Hollywood, CA, October 26, 2007 --(PR.com
)-- As a conscientious manufacturer concerned with the environment, Urban Woods uses vintage reclaimed wood from old buildings in Los Angeles, water-based finishes, and organic fabrics in its contemporary furniture line.
In many ways, this system not only leaves a smaller ecological footprint, but also provides for a superior product. By both obtaining wood from, and manufacturing in Los Angeles, the wood is kept out of our waste stream, and there is minimal delivery pollution. With the organic materials Urban Woods uses to design its eco-friendly furniture, any waste generated in production is totally biodegradable. The old-growth Douglas Fir, much from ancient primal forests, allowed to reach its full maturity back when resources were plentiful, is reclaimed by Urban Woods, and made into furniture which is sturdier, harder, and possesses more character than furniture made from new wood which has not grown for centuries.
When searching out the best possible, old growth timber for the new line of Urban Woods furniture, Trevor Webb, President of Urban Woods, a company at the forefront of eco-contemporary design in furniture, had to look no further than the demolition of several old sound stages on the MGM Studios lot in Culver City, California. This grand studio was once the crown jewel of Hollywood and is now Sony Pictures.

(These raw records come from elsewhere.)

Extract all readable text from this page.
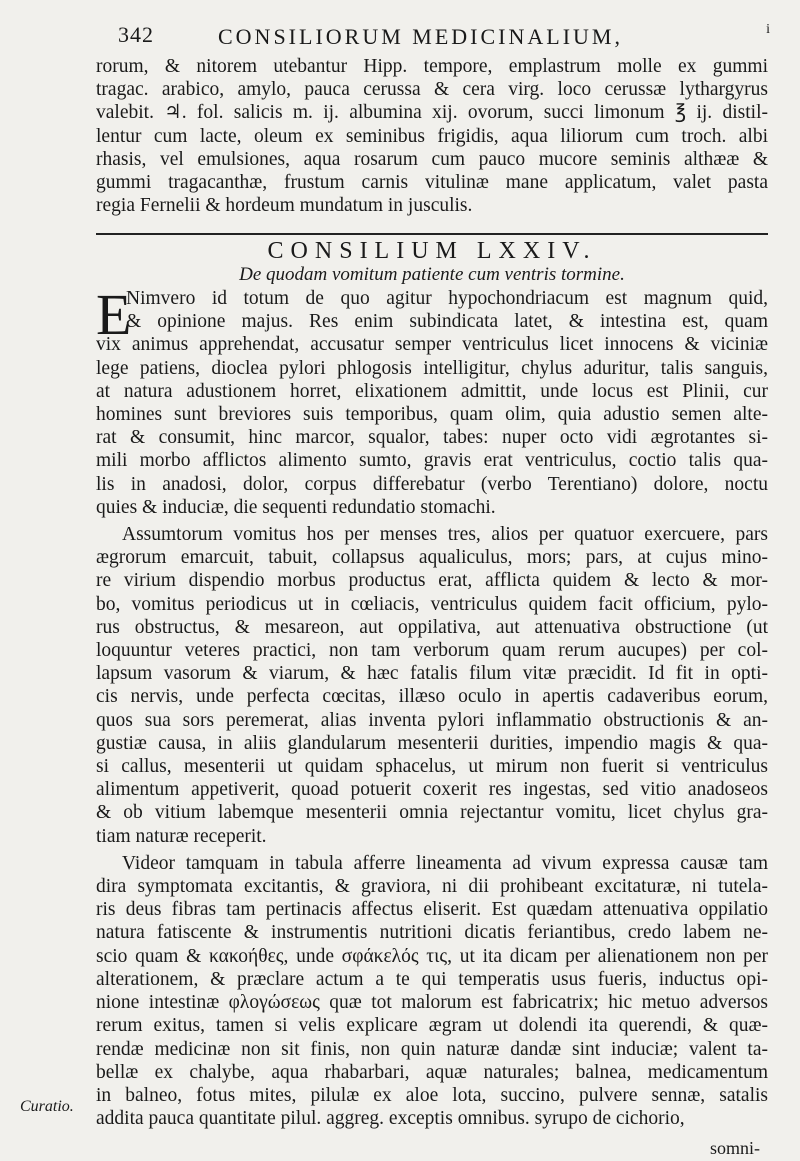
342	CONSILIORUM MEDICINALIUM,	i
rorum, & nitorem utebantur Hipp. tempore, emplastrum molle ex gummi
tragac. arabico, amylo, pauca cerussa & cera virg. loco cerussæ lythargyrus
valebit. ♃. fol. salicis m. ij. albumina xij. ovorum, succi limonum ℥ ij. distil-
lentur cum lacte, oleum ex seminibus frigidis, aqua liliorum cum troch. albi
rhasis, vel emulsiones, aqua rosarum cum pauco mucore seminis althææ &
gummi tragacanthæ, frustum carnis vitulinæ mane applicatum, valet pasta
regia Fernelii & hordeum mundatum in jusculis.
CONSILIUM LXXIV.
De quodam vomitum patiente cum ventris tormine.
E
Nimvero id totum de quo agitur hypochondriacum est magnum quid,
& opinione majus. Res enim subindicata latet, & intestina est, quam
vix animus apprehendat, accusatur semper ventriculus licet innocens & viciniæ
lege patiens, dioclea pylori phlogosis intelligitur, chylus aduritur, talis sanguis,
at natura adustionem horret, elixationem admittit, unde locus est Plinii, cur
homines sunt breviores suis temporibus, quam olim, quia adustio semen alte-
rat & consumit, hinc marcor, squalor, tabes: nuper octo vidi ægrotantes si-
mili morbo afflictos alimento sumto, gravis erat ventriculus, coctio talis qua-
lis in anadosi, dolor, corpus differebatur (verbo Terentiano) dolore, noctu
quies & induciæ, die sequenti redundatio stomachi.
Assumtorum vomitus hos per menses tres, alios per quatuor exercuere, pars
ægrorum emarcuit, tabuit, collapsus aqualiculus, mors; pars, at cujus mino-
re virium dispendio morbus productus erat, afflicta quidem & lecto & mor-
bo, vomitus periodicus ut in cœliacis, ventriculus quidem facit officium, pylo-
rus obstructus, & mesareon, aut oppilativa, aut attenuativa obstructione (ut
loquuntur veteres practici, non tam verborum quam rerum aucupes) per col-
lapsum vasorum & viarum, & hæc fatalis filum vitæ præcidit. Id fit in opti-
cis nervis, unde perfecta cœcitas, illæso oculo in apertis cadaveribus eorum,
quos sua sors peremerat, alias inventa pylori inflammatio obstructionis & an-
gustiæ causa, in aliis glandularum mesenterii durities, impendio magis & qua-
si callus, mesenterii ut quidam sphacelus, ut mirum non fuerit si ventriculus
alimentum appetiverit, quoad potuerit coxerit res ingestas, sed vitio anadoseos
& ob vitium labemque mesenterii omnia rejectantur vomitu, licet chylus gra-
tiam naturæ receperit.
Videor tamquam in tabula afferre lineamenta ad vivum expressa causæ tam
dira symptomata excitantis, & graviora, ni dii prohibeant excitaturæ, ni tutela-
ris deus fibras tam pertinacis affectus eliserit. Est quædam attenuativa oppilatio
natura fatiscente & instrumentis nutritioni dicatis feriantibus, credo labem ne-
scio quam & κακοήθες, unde σφάκελός τις, ut ita dicam per alienationem non per
alterationem, & præclare actum a te qui temperatis usus fueris, inductus opi-
nione intestinæ φλογώσεως quæ tot malorum est fabricatrix; hic metuo adversos
rerum exitus, tamen si velis explicare ægram ut dolendi ita querendi, & quæ-
rendæ medicinæ non sit finis, non quin naturæ dandæ sint induciæ; valent ta-
bellæ ex chalybe, aqua rhabarbari, aquæ naturales; balnea, medicamentum
in balneo, fotus mites, pilulæ ex aloe lota, succino, pulvere sennæ, satalis
addita pauca quantitate pilul. aggreg. exceptis omnibus. syrupo de cichorio,
Curatio.
somni-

Years ago, MGM was the most powerful studio in Hollywood. During its heyday, the studio produced an average of one film a week. In 1939 alone, MGM gave us two of the most beloved films in the history of Hollywood: “Gone With the Wind” and “The Wizard of Oz.” “Citizen Kane” also filmed on the lot in 1941. Later, the studio would give us the epic, “Ben Hur,” in 1959 and the sentimental, “Dr. Zhivago,” in 1965.
The history of old Hollywood is preserved in this current collection from Urban Woods. The line has been beautifully hand-crafted using reclaimed wood from the historic sound stages of the MGM/Sony Studios lot.
Instead of ending up useless and forgotten in a landfill, the same wood that heard Orson Welles whisper his famous, “Rosebud,” and Judy Garland’s ruby slippers click-clack down the Yellow Brick Road, will be in peoples’ homes and offices, in the form of beautiful, contemporary and ecologically-conscientious furniture, getting the recognition it deserves, and telling its amazing stories for years to come.